One chilly morning in October 2013, Diana Six parked her white Subaru at the edge of a pine forest in southwestern Montana’s Big Hole Valley. Beneath snow-tipped peaks, lodgepole pines in four different colors draped the hillside—a time line of carnage. The gray ones, now just trunks and branches, had died in 2009. Light red trees, still holding needles, had succumbed in 2011. Darker, auburn trees had perished in 2012. Even the seemingly healthy green trees, said Six, a ponytailed, bodybuilding, beer-brewing entomologist at the University of Montana, were not what they seemed. Roughly a quarter of them were already doomed.
Six zipped her jacket and ambled into the woods with an ax. She stopped at a mixed stand of emerald and burnt-orange lodgepoles. With the ax blade, she gently peeled a strip of bark from a green tree, exposing the pale wood beneath. There, wedged into narrow channels carved into the wood, were tiny black larvae the size of sesame seeds. They were dead, done in by an early hard frost—but it had come too late to save the lodgepole. Though the tree appeared to be thriving, its phloem, the fibrous layer under the bark that transports nutrients, was dry and brown.
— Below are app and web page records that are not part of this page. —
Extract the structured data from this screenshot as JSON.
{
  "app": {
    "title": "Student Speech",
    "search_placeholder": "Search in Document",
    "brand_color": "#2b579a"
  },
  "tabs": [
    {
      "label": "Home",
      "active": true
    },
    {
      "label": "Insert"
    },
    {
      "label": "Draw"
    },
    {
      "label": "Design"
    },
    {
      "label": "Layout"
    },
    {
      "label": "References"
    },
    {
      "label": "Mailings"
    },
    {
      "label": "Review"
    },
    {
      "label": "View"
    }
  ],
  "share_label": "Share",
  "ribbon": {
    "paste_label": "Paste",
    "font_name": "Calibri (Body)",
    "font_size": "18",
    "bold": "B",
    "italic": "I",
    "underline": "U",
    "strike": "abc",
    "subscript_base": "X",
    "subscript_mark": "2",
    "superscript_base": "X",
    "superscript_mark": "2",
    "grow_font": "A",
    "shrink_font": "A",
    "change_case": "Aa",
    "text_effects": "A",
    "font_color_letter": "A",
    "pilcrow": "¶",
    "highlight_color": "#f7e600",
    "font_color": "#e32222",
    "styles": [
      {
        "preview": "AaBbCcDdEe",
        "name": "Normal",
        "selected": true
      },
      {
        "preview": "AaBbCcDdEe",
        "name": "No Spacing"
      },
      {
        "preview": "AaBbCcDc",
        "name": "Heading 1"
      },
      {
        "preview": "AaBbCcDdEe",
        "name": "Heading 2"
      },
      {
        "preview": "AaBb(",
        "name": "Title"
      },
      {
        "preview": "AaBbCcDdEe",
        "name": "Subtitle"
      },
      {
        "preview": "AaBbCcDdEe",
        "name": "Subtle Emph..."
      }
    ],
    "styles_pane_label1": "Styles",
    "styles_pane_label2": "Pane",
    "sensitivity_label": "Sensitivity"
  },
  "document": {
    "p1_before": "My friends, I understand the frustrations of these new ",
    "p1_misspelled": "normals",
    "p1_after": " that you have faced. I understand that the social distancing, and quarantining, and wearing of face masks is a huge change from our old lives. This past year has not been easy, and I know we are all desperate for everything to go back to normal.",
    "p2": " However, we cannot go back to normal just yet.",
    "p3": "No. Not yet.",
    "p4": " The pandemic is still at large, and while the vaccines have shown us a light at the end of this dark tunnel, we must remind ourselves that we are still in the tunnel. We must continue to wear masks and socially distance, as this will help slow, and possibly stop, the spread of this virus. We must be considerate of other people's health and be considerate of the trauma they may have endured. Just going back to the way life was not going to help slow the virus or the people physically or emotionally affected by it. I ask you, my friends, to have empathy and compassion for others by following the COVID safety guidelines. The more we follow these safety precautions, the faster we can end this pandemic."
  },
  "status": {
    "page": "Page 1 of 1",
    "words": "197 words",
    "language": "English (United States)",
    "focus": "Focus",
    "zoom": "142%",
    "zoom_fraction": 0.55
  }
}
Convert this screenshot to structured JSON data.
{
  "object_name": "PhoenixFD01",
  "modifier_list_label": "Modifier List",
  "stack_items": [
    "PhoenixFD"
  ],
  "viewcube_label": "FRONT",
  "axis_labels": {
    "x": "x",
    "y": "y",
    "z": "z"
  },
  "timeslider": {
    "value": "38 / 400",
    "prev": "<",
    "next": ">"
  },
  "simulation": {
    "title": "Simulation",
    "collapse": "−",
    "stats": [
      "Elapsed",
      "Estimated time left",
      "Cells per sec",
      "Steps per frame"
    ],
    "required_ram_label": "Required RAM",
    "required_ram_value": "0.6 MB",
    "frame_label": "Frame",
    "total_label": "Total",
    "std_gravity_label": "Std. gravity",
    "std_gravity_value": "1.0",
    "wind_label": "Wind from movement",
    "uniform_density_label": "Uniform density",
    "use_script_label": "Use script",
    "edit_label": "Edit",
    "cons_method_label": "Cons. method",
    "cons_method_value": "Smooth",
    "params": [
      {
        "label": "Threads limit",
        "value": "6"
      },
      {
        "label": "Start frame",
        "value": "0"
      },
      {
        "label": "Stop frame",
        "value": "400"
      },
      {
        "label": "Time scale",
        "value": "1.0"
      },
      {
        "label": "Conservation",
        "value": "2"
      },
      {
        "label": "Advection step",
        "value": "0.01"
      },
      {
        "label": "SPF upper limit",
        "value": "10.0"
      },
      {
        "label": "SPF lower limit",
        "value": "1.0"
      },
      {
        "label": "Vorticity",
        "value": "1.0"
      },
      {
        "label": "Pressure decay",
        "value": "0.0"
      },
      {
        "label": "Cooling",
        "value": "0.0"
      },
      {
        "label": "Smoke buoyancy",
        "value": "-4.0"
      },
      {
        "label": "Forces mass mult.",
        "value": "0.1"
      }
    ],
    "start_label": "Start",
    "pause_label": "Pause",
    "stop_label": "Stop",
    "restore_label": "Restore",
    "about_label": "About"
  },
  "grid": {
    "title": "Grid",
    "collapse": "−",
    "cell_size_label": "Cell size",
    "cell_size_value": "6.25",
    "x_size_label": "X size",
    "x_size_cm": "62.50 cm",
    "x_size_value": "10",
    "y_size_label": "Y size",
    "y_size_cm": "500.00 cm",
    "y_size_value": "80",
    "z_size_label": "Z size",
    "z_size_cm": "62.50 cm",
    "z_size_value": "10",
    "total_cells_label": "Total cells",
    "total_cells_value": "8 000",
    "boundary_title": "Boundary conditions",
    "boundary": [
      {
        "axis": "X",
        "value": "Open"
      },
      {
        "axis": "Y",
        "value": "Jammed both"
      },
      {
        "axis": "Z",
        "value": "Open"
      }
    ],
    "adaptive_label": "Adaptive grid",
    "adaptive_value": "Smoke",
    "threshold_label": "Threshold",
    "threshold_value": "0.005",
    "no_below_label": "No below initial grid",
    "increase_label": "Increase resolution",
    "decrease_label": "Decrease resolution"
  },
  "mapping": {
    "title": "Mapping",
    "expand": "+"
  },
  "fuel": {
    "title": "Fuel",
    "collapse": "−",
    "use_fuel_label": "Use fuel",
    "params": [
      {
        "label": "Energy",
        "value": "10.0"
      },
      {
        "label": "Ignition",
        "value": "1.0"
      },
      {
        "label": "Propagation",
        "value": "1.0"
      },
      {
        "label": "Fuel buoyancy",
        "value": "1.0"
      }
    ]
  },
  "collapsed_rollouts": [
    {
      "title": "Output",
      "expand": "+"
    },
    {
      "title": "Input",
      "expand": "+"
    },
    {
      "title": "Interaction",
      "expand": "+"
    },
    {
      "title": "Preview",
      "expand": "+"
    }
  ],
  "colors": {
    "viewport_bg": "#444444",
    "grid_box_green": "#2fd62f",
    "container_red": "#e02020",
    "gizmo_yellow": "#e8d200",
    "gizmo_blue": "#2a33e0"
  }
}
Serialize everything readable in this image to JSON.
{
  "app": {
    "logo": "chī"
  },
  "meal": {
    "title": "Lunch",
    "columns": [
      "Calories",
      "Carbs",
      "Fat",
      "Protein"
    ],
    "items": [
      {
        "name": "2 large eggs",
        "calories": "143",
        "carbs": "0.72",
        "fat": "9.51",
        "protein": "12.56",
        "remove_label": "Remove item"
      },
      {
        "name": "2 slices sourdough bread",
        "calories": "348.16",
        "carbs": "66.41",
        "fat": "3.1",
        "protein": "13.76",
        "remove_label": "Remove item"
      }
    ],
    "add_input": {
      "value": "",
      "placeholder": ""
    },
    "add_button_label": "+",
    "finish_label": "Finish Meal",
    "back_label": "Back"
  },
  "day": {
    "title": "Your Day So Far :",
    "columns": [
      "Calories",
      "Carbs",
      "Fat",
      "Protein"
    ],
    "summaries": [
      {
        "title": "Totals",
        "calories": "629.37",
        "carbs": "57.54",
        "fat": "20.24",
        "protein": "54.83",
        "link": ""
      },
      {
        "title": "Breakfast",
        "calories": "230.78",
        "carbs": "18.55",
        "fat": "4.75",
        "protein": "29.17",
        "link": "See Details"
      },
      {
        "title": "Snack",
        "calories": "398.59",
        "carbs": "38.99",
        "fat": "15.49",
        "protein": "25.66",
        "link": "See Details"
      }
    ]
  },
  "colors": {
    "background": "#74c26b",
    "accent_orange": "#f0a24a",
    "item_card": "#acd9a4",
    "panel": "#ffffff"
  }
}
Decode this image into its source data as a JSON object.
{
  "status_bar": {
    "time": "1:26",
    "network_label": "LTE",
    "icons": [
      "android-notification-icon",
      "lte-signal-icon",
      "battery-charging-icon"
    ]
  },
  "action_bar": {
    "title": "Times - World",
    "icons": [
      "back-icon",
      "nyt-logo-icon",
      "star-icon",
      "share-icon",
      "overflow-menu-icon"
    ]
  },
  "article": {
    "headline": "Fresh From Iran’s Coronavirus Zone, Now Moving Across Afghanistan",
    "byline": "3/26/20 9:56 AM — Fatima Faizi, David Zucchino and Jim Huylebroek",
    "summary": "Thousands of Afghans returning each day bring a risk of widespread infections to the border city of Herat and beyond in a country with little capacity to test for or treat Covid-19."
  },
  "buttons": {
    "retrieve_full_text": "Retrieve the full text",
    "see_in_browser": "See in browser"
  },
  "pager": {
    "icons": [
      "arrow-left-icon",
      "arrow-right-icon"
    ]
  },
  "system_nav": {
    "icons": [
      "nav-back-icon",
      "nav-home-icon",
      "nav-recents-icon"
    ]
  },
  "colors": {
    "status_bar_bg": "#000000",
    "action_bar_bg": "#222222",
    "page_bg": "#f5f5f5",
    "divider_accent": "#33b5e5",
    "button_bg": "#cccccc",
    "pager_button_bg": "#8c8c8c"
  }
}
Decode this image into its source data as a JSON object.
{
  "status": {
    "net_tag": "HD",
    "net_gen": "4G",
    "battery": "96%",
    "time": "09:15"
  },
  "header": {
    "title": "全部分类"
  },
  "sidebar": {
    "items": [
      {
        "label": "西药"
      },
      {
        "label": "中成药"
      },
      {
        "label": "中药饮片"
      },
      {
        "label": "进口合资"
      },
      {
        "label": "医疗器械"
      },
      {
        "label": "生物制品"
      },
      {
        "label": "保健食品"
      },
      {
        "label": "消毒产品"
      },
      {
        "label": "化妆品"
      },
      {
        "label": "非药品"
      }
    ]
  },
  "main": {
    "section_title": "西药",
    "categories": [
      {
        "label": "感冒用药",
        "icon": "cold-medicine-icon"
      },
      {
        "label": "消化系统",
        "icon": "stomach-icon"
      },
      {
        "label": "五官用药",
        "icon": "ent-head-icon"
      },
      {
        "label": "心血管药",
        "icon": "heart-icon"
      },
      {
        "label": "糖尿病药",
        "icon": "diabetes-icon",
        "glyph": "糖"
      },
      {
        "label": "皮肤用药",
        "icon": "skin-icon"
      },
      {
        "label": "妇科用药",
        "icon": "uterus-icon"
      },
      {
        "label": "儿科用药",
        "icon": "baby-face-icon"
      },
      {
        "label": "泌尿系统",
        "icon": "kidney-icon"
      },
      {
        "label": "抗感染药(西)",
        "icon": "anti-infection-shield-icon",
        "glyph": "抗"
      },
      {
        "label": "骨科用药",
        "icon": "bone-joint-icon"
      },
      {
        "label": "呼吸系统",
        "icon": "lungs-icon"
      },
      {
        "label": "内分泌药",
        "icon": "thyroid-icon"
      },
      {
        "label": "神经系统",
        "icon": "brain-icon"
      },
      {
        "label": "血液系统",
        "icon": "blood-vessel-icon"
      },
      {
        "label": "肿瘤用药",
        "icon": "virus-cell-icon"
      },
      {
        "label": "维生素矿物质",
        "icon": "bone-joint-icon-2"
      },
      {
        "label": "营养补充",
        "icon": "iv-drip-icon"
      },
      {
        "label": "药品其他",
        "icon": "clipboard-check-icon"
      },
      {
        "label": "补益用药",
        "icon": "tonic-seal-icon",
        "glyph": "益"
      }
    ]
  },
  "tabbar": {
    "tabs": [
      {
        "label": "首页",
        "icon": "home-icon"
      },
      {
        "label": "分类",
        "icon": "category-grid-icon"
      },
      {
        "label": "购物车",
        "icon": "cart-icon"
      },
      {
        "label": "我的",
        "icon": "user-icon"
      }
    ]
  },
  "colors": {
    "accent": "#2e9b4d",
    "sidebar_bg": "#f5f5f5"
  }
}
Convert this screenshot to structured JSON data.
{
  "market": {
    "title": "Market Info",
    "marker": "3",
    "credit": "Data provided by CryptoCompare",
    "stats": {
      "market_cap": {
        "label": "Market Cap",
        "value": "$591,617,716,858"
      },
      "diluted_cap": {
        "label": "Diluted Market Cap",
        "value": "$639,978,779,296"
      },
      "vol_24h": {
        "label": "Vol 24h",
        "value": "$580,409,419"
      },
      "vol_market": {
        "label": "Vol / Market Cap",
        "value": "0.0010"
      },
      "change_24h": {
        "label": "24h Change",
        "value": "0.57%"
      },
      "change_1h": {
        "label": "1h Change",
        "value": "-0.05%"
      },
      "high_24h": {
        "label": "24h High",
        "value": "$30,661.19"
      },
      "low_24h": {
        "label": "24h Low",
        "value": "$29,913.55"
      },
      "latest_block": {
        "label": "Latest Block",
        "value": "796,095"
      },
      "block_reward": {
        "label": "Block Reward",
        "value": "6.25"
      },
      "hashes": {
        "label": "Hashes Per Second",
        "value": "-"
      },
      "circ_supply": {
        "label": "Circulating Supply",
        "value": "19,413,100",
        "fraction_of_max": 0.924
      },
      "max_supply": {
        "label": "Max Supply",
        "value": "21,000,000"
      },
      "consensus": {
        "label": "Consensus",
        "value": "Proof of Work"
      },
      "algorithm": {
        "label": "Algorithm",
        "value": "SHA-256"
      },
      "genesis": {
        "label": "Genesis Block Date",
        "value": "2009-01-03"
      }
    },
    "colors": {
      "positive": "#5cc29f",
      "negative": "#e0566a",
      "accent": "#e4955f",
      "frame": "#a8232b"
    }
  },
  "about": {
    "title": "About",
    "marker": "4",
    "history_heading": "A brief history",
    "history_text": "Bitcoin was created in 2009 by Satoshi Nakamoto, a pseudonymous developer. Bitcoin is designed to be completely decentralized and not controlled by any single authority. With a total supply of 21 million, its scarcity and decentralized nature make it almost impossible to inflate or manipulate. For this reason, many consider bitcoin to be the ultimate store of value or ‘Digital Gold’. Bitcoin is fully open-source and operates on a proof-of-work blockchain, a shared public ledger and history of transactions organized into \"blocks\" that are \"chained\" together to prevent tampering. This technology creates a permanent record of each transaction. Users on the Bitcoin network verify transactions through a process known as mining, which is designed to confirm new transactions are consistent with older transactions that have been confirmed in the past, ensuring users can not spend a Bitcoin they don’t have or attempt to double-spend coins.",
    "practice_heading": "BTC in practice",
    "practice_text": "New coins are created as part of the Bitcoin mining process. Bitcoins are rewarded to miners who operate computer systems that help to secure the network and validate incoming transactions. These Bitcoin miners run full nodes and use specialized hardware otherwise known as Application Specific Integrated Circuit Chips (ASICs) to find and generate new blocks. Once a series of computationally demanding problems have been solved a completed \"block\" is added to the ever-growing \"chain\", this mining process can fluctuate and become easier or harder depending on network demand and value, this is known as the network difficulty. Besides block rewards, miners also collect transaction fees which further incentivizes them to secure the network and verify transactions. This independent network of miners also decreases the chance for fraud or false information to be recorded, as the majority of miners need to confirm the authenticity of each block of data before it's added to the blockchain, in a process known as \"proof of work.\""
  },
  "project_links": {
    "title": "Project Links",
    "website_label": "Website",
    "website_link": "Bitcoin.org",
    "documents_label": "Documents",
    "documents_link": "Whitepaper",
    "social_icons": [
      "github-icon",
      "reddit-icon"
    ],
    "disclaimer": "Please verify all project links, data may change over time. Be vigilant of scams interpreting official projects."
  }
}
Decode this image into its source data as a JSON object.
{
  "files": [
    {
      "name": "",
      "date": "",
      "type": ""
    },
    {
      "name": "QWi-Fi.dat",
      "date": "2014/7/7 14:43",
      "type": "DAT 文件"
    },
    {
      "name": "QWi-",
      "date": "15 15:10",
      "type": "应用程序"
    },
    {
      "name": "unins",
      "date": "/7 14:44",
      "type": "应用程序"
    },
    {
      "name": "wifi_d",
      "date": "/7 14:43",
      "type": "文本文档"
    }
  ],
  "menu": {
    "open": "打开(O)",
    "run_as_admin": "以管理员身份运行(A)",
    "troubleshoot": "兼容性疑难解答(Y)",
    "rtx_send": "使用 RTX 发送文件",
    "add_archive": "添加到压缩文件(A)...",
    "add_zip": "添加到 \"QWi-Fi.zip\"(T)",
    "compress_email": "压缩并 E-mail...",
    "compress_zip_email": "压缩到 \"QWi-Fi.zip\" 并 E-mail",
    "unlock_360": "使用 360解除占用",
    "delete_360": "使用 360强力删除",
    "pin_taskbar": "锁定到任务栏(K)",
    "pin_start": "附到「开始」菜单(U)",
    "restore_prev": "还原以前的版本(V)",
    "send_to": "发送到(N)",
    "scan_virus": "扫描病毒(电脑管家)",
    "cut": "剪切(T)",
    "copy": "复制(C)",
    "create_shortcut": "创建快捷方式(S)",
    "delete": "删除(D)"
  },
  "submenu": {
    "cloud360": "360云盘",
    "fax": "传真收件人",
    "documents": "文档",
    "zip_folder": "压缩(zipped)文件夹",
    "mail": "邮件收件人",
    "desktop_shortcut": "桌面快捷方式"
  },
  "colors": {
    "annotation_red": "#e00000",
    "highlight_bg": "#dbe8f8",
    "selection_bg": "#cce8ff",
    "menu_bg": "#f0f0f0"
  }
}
Six moved to the next tree, another seemingly healthy one. Its phloem was greenish pink and pliant, clearly still hydrated. But it was laced with the same telltale channels. From their size and the lack of larvae, Six concluded that this tree had been invaded as recently as a week earlier. As she peeled back the bark with her ax, she accidentally squished a small black beetle.